No one with ill-gotten wealth enjoys peace from the Commission. From the undergraduate Yahoo-Yahoo boy who’s combing the Internet for a lonely woman to scam under love pretences to the Politically Exposed Persons such as former Petroleum Minister, Mrs Diezani Alison-Madueke, now a fugitive of the law in the U.K, who looted the public treasury to a horrible measure-we go after all of them with same degree of resolve and tenacity.

We are intent on bringing Diezani to justice and despite the spirited efforts of the commission in ensuring that she returns to Nigeria and face trial, she has been held back in the U.K by an investigation that has spanned for almost four years without any signal about when she will be available in Nigeria for prosecution.

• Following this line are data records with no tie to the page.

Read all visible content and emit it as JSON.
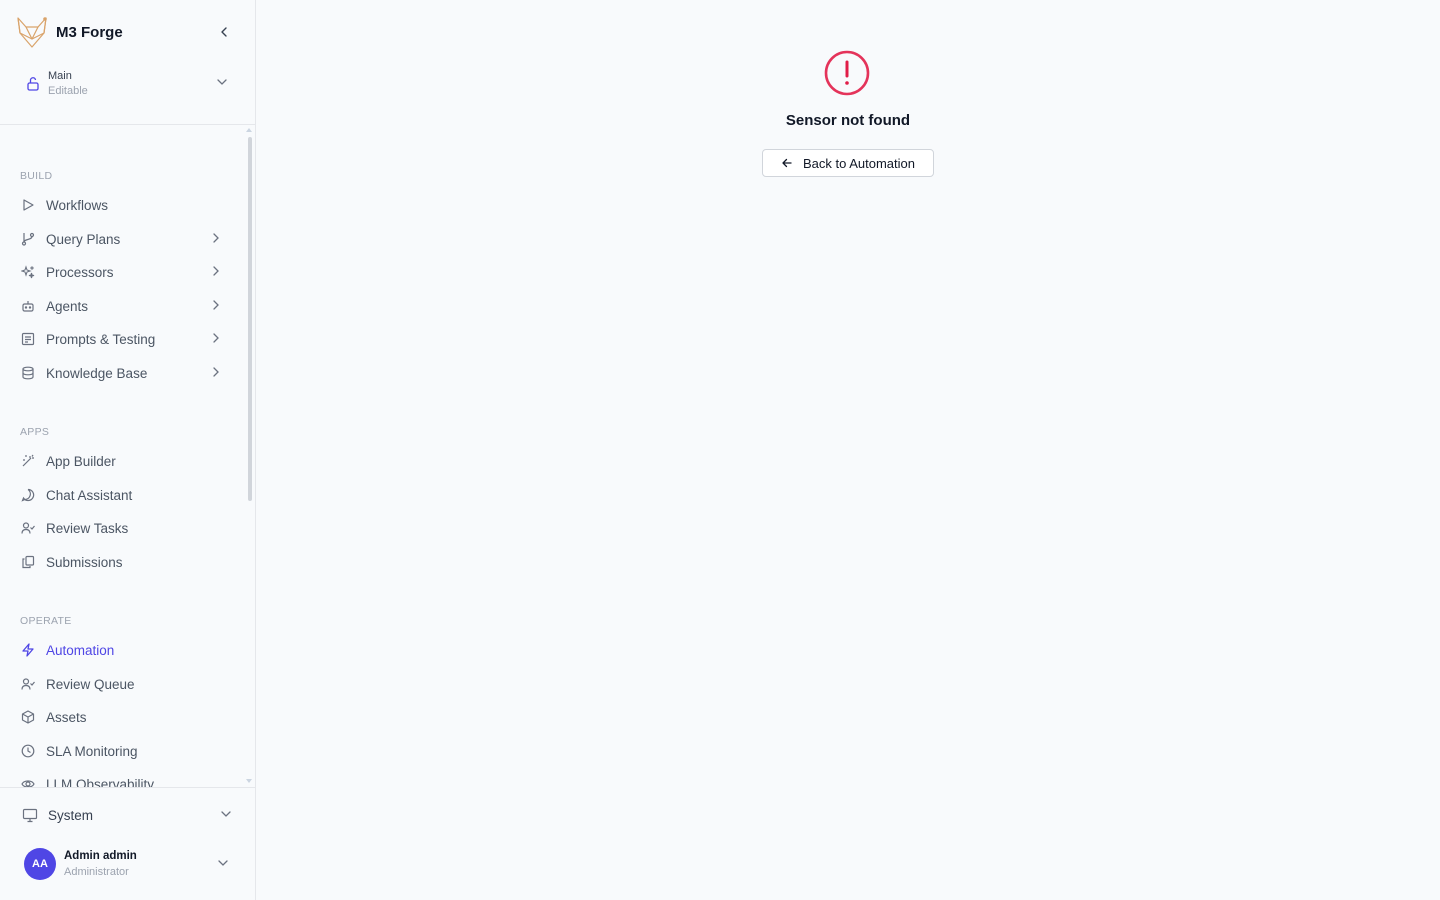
{
  "brand": {
    "name": "M3 Forge"
  },
  "branch": {
    "name": "Main",
    "status": "Editable"
  },
  "sections": {
    "build": "BUILD",
    "apps": "APPS",
    "operate": "OPERATE"
  },
  "nav": {
    "workflows": "Workflows",
    "query_plans": "Query Plans",
    "processors": "Processors",
    "agents": "Agents",
    "prompts_testing": "Prompts & Testing",
    "knowledge_base": "Knowledge Base",
    "app_builder": "App Builder",
    "chat_assistant": "Chat Assistant",
    "review_tasks": "Review Tasks",
    "submissions": "Submissions",
    "automation": "Automation",
    "review_queue": "Review Queue",
    "assets": "Assets",
    "sla_monitoring": "SLA Monitoring",
    "llm_observability": "LLM Observability"
  },
  "system": {
    "label": "System"
  },
  "user": {
    "initials": "AA",
    "name": "Admin admin",
    "role": "Administrator"
  },
  "main": {
    "error_title": "Sensor not found",
    "back_label": "Back to Automation"
  },
  "colors": {
    "accent": "#4f46e5",
    "error": "#e11d48"
  }
}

The EFCC has been frustrated over Diezani, a development that prompted it to seek her extradition to Nigeria, so that she can have her day in court, yet we have a lot more successes to show.

Today, the average Nigerian can easily reel out names of ranking former officials of government and their counterparts from the private sector who have been successfully investigated and prosecuted by the Commission, with staggering amounts of money and fixed assets also recovered by the Commission from them.

It is important to state that the EFCC secured 314 convictions in 2018 including that of two former state governors who were sentenced to 14 years imprisonment without option of fine, while the commission has recorded about 120 convictions this year already.

Just few days ago, the former Chief of Defence Staff, the late Alex Badeh forfeited six choice properties and $1 million to the Federal Government, on the order of Justice Okon Abang of the Federal High Court Abuja. It could also be recalled that the EFCC on Friday, March 1, 2019, secured a final forfeiture of the sum N732.85 million being proceeds of fraud perpetuated by 17 individuals in the Presidential Amnesty Programme Office.


We wish to further state that in the area of convictions, Air Vice Marshall Tony Omenyi (retd), was on Thursday, February 28, 2019, jailed for 21 years by Justice Nnamdi Dimgba of a Federal High Court, Abuja, having been found guilty of the amended three-count charge brought against him by the EFCC. He also forfeited his cimpany, Huzee Nigeria Limited, and N60 million to the Federal Government.

The EFCC is committed in fulfilling the mandate of the Commission within the ambit of the rule of law; we are the hope for Nigeriaโ€™s success in the fight against corruption, therefore we should not be distracted.